Force of Nature: The David Suzuki Movie gets at the heart of an environmental crusader

    1 of 1 2 of 1

      A documentary by Sturla Gunnarsson. Rated G. Opens Friday, October 15, at the Fifth Avenue Cinemas

      For British Columbians, it sometimes seems as if David Suzuki is as “eternal” as the landscapes he fights so hard to preserve. This perception is false, of course. Like all human beings, Canada's best-known ecological broadcaster is mortal, and his 2009 lecture at the Chan Centre was as much a defence of his life as it was yet another impassioned cry on behalf of the planet he still hopes to save.


      Watch the trailer for Force of Nature: The David Suzuki Movie.

      Director Sturla Gunnarsson photographed this inspiring talk and intercut it with footage depicting Suzuki's past achievements as well as the events that made him something more than just another microbiologist with an interest in fruit flies.

      Starting with images of a Vancouver that was “still proud to be British”, we soon move on to the disgraceful internment of Japanese Canadians during the Second World War.
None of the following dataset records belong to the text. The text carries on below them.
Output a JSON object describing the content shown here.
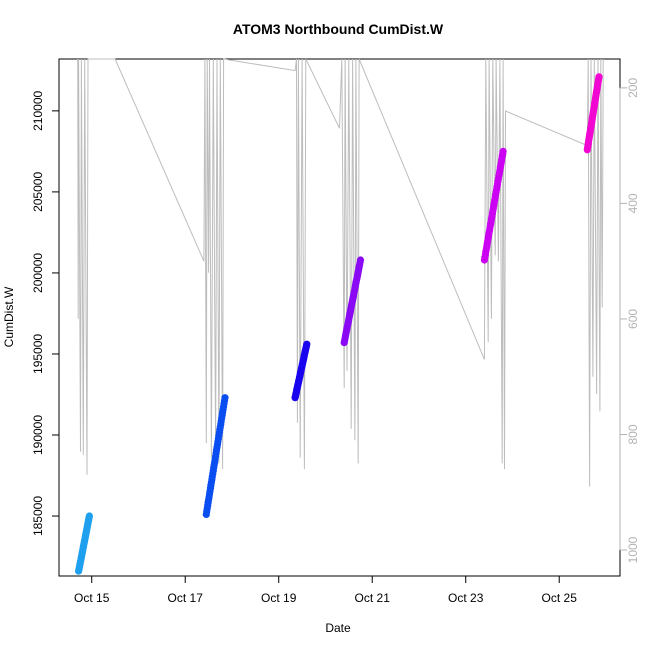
{
  "chart_data": {
    "type": "scatter",
    "title": "ATOM3 Northbound CumDist.W",
    "xlabel": "Date",
    "ylabel": "CumDist.W",
    "x_ticks": [
      {
        "x": 15,
        "label": "Oct 15"
      },
      {
        "x": 17,
        "label": "Oct 17"
      },
      {
        "x": 19,
        "label": "Oct 19"
      },
      {
        "x": 21,
        "label": "Oct 21"
      },
      {
        "x": 23,
        "label": "Oct 23"
      },
      {
        "x": 25,
        "label": "Oct 25"
      }
    ],
    "y_ticks": [
      185000,
      190000,
      195000,
      200000,
      205000,
      210000
    ],
    "y_tick_labels": [
      "185000",
      "190000",
      "195000",
      "200000",
      "205000",
      "210000"
    ],
    "y2_ticks": [
      200,
      400,
      600,
      800,
      1000
    ],
    "y2_tick_labels": [
      "200",
      "400",
      "600",
      "800",
      "1000"
    ],
    "xlim": [
      14.3,
      26.3
    ],
    "ylim": [
      181300,
      213200
    ],
    "y2lim": [
      1045,
      150
    ],
    "grid": false,
    "series": [
      {
        "color": "#1fa0ef",
        "x": [
          14.72,
          14.95
        ],
        "y": [
          181600,
          185000
        ]
      },
      {
        "color": "#0a4ef2",
        "x": [
          17.45,
          17.85
        ],
        "y": [
          185100,
          192300
        ]
      },
      {
        "color": "#1a05ef",
        "x": [
          19.35,
          19.6
        ],
        "y": [
          192300,
          195600
        ]
      },
      {
        "color": "#8a0af5",
        "x": [
          20.4,
          20.75
        ],
        "y": [
          195700,
          200800
        ]
      },
      {
        "color": "#cc00f2",
        "x": [
          23.4,
          23.8
        ],
        "y": [
          200800,
          207500
        ]
      },
      {
        "color": "#f206d2",
        "x": [
          25.6,
          25.85
        ],
        "y": [
          207600,
          212100
        ]
      }
    ],
    "track": {
      "color": "#bdbdbd",
      "points": [
        [
          14.7,
          150
        ],
        [
          14.71,
          600
        ],
        [
          14.72,
          150
        ],
        [
          14.76,
          830
        ],
        [
          14.78,
          150
        ],
        [
          14.82,
          835
        ],
        [
          14.85,
          150
        ],
        [
          14.9,
          870
        ],
        [
          14.92,
          150
        ],
        [
          15.5,
          150
        ],
        [
          17.4,
          500
        ],
        [
          17.42,
          150
        ],
        [
          17.45,
          815
        ],
        [
          17.47,
          150
        ],
        [
          17.5,
          520
        ],
        [
          17.52,
          150
        ],
        [
          17.56,
          840
        ],
        [
          17.6,
          150
        ],
        [
          17.65,
          830
        ],
        [
          17.68,
          150
        ],
        [
          17.72,
          850
        ],
        [
          17.75,
          150
        ],
        [
          17.8,
          860
        ],
        [
          17.82,
          150
        ],
        [
          19.35,
          170
        ],
        [
          19.38,
          150
        ],
        [
          19.4,
          780
        ],
        [
          19.42,
          150
        ],
        [
          19.46,
          840
        ],
        [
          19.5,
          150
        ],
        [
          19.55,
          860
        ],
        [
          19.58,
          150
        ],
        [
          20.3,
          270
        ],
        [
          20.35,
          150
        ],
        [
          20.4,
          720
        ],
        [
          20.42,
          150
        ],
        [
          20.46,
          690
        ],
        [
          20.5,
          150
        ],
        [
          20.55,
          790
        ],
        [
          20.58,
          150
        ],
        [
          20.63,
          810
        ],
        [
          20.65,
          150
        ],
        [
          20.7,
          850
        ],
        [
          20.72,
          150
        ],
        [
          23.4,
          670
        ],
        [
          23.43,
          150
        ],
        [
          23.48,
          640
        ],
        [
          23.5,
          150
        ],
        [
          23.55,
          600
        ],
        [
          23.58,
          150
        ],
        [
          23.63,
          490
        ],
        [
          23.65,
          150
        ],
        [
          23.7,
          500
        ],
        [
          23.73,
          150
        ],
        [
          23.78,
          850
        ],
        [
          23.8,
          150
        ],
        [
          23.83,
          860
        ],
        [
          23.85,
          240
        ],
        [
          25.6,
          300
        ],
        [
          25.62,
          150
        ],
        [
          25.65,
          890
        ],
        [
          25.68,
          150
        ],
        [
          25.72,
          700
        ],
        [
          25.75,
          150
        ],
        [
          25.8,
          730
        ],
        [
          25.83,
          150
        ],
        [
          25.87,
          760
        ],
        [
          25.89,
          150
        ],
        [
          25.92,
          580
        ],
        [
          25.94,
          150
        ]
      ]
    }
  }
}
This banishment appears to have permanently shamed Suzuki's father, a defining moment the scientist has constantly sought to overcome.

      Other key stops on this personal journey include Hiroshima, the city where it first looked as if nature itself might die, and the southern U.S., where the thrill of working for NASA was counterbalanced by the peripheral presence of the Ku Klux Klan.

      Ironically, the first discrimination that Suzuki recalls encountering was at the hands of other Japanese children during internment. They couldn't forgive the fact that he spoke only English. As for the natural world, this unwilling loner first encountered that during forays to a local swamp that has long since disappeared.

      Two marriages, children, academic success, The Nature of Things, aboriginal rights: no one can accuse David Suzuki of living a sheltered life. But as this movie shows in more ways than one, it was a wounded spirit that first decided to heal a wounded Earth.